Mercurial > public > mercurial-scm > hg
view tests/test-demandimport.py @ 44118:f81c17ec303c
hgdemandimport: apply lazy module loading to sys.meta_path finders
Python's `sys.meta_path` finders are the primary objects whose job it
is to find a module at import time. When `import` is called, Python
iterates objects in this list and calls `o.find_spec(...)` to find
a `ModuleSpec` (or None if the module couldn't be found by that
finder). If no meta path finder can find a module, import fails.
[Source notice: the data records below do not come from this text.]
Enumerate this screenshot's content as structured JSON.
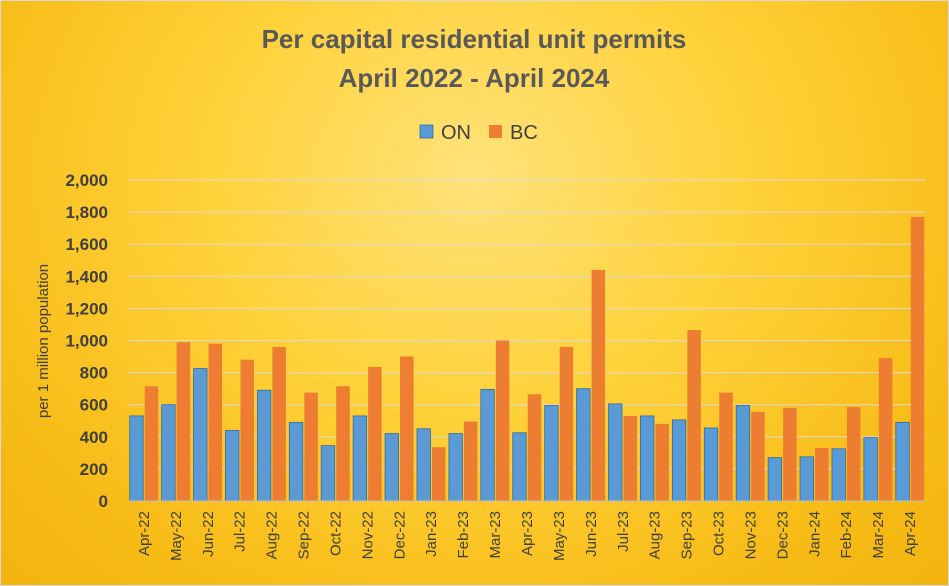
{
  "chart_data": {
    "type": "bar",
    "title_line1": "Per capital residential unit permits",
    "title_line2": "April 2022 - April 2024",
    "ylabel": "per 1 million population",
    "xlabel": "",
    "ylim": [
      0,
      2000
    ],
    "yticks": [
      "0",
      "200",
      "400",
      "600",
      "800",
      "1,000",
      "1,200",
      "1,400",
      "1,600",
      "1,800",
      "2,000"
    ],
    "ytick_values": [
      0,
      200,
      400,
      600,
      800,
      1000,
      1200,
      1400,
      1600,
      1800,
      2000
    ],
    "grid": true,
    "legend_position": "top-center",
    "categories": [
      "Apr-22",
      "May-22",
      "Jun-22",
      "Jul-22",
      "Aug-22",
      "Sep-22",
      "Oct-22",
      "Nov-22",
      "Dec-22",
      "Jan-23",
      "Feb-23",
      "Mar-23",
      "Apr-23",
      "May-23",
      "Jun-23",
      "Jul-23",
      "Aug-23",
      "Sep-23",
      "Oct-23",
      "Nov-23",
      "Dec-23",
      "Jan-24",
      "Feb-24",
      "Mar-24",
      "Apr-24"
    ],
    "series": [
      {
        "name": "ON",
        "color": "#5b9bd5",
        "values": [
          530,
          600,
          825,
          440,
          690,
          490,
          345,
          530,
          420,
          450,
          420,
          695,
          425,
          595,
          700,
          605,
          530,
          505,
          455,
          595,
          270,
          275,
          325,
          395,
          490
        ]
      },
      {
        "name": "BC",
        "color": "#ed7d31",
        "values": [
          715,
          990,
          980,
          880,
          960,
          675,
          715,
          835,
          900,
          335,
          495,
          1000,
          665,
          960,
          1440,
          530,
          480,
          1065,
          675,
          555,
          580,
          330,
          585,
          890,
          1770
        ]
      }
    ]
  }
}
One of the default meta path finders is `PathFinder`. Its job is to
import modules from the filesystem and is probably the most important
importer. This finder looks at `sys.path` and `sys.path_hooks` to do
its job.
The `ModuleSpec` returned by `MetaPathImporter.find_spec()` has a
`loader` attribute, which defines the concrete module loader to use.
`sys.path_hooks` is a hook point for teaching `PathFinder` to
instantiate custom loader types.
Previously, we injected a custom `sys.path_hook` that told `PathFinder`
to wrap the default loaders with a loader that creates a module object
that is lazy.
This approach worked. But its main limitation was that it only applied
to the `PathFinder` meta path importer. There are other meta path
importers that are registered. And in the case of PyOxidizer loading
modules from memory, `PathFinder` doesn't come into play since
PyOxidizer's own meta path importer was handling all imports.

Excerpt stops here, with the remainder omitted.